Le nouveau battage médiatique autour du laboratoire de Wuhan avait démarré plus tôt, suite à l’article d’un proche des services secrets britanniques, Nicholas Wade, paru dans le Bulletin of Atomic Scientists du 3 mai. Wade lui-même est un personnage trouble, qui défendit le malthusianisme dès 1976, lorsqu’il contribua au rapport Unfinished Agenda de la Fondation Rockefeller. Ensuite, il travailla pendant 30 ans au service du New York Times (1982 à 2012). En 2014, il a publié un livre controversé sur le développement génétique humain, affirmant que différents groupes humains peuvent être définis génétiquement (QI, etc.) par leurs pratiques sociales et économiques… c’est-à-dire par des gènes de la classe moyenne, des gènes africains, etc. Cette théorie raciste a été dénoncée par plus de cent scientifiques de haut niveau dans une lettre publiée dans le New York Times.

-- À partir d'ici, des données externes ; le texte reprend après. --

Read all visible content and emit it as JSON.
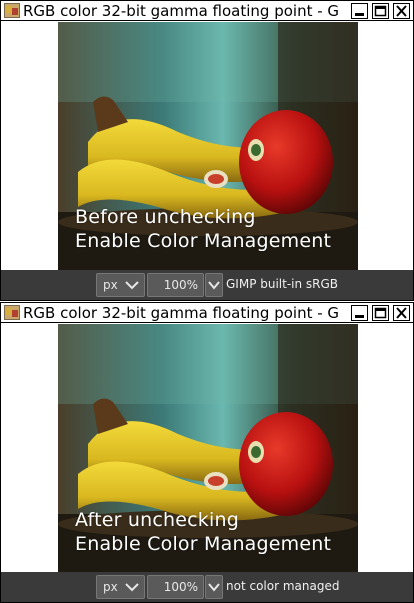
{
  "colors": {
    "statusbar_bg": "#3a3a3a",
    "field_bg": "#5a5a5a",
    "overlay_text": "#ffffff"
  },
  "windows": [
    {
      "title": "RGB color 32-bit gamma floating point - G",
      "overlay_line1": "Before unchecking",
      "overlay_line2": "Enable Color Management",
      "unit": "px",
      "zoom": "100%",
      "color_profile": "GIMP built-in sRGB",
      "icons": [
        "gimp-app-icon",
        "minimize-icon",
        "maximize-icon",
        "close-icon",
        "chevron-down-icon"
      ]
    },
    {
      "title": "RGB color 32-bit gamma floating point - G",
      "overlay_line1": "After unchecking",
      "overlay_line2": "Enable Color Management",
      "unit": "px",
      "zoom": "100%",
      "color_profile": "not color managed",
      "icons": [
        "gimp-app-icon",
        "minimize-icon",
        "maximize-icon",
        "close-icon",
        "chevron-down-icon"
      ]
    }
  ]
}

En tout cas, dans son nouvel article, Wade apporte des éléments censés soutenir la thèse selon laquelle SARS-CoV-2 aurait été fabriqué en laboratoire, en s’appuyant sur le fait que l’hypothèse de l’origine naturelle n’a pas été démontrée. Contenant quelques éléments de vérité et un appel pressant aux virologues, l’article de Wade a amené 18 chercheurs des meilleurs laboratoires américains à réclamer, dans une lettre adressée au magazine britannique Science, une nouvelle enquête de l’OMS sur le laboratoire de Wuhan.

Après que Biden a annoncé l’ouverture d’une nouvelle enquête, les services de renseignement britanniques ont aussitôt proposé leur concours aux Américains : « Nous apportons les renseignements dont nous disposons sur Wuhan et nous proposons d’aider les Américains à corroborer et analyser tous les renseignements dont ils disposent », a déclaré au Telegraph une source anonyme de Whitehall.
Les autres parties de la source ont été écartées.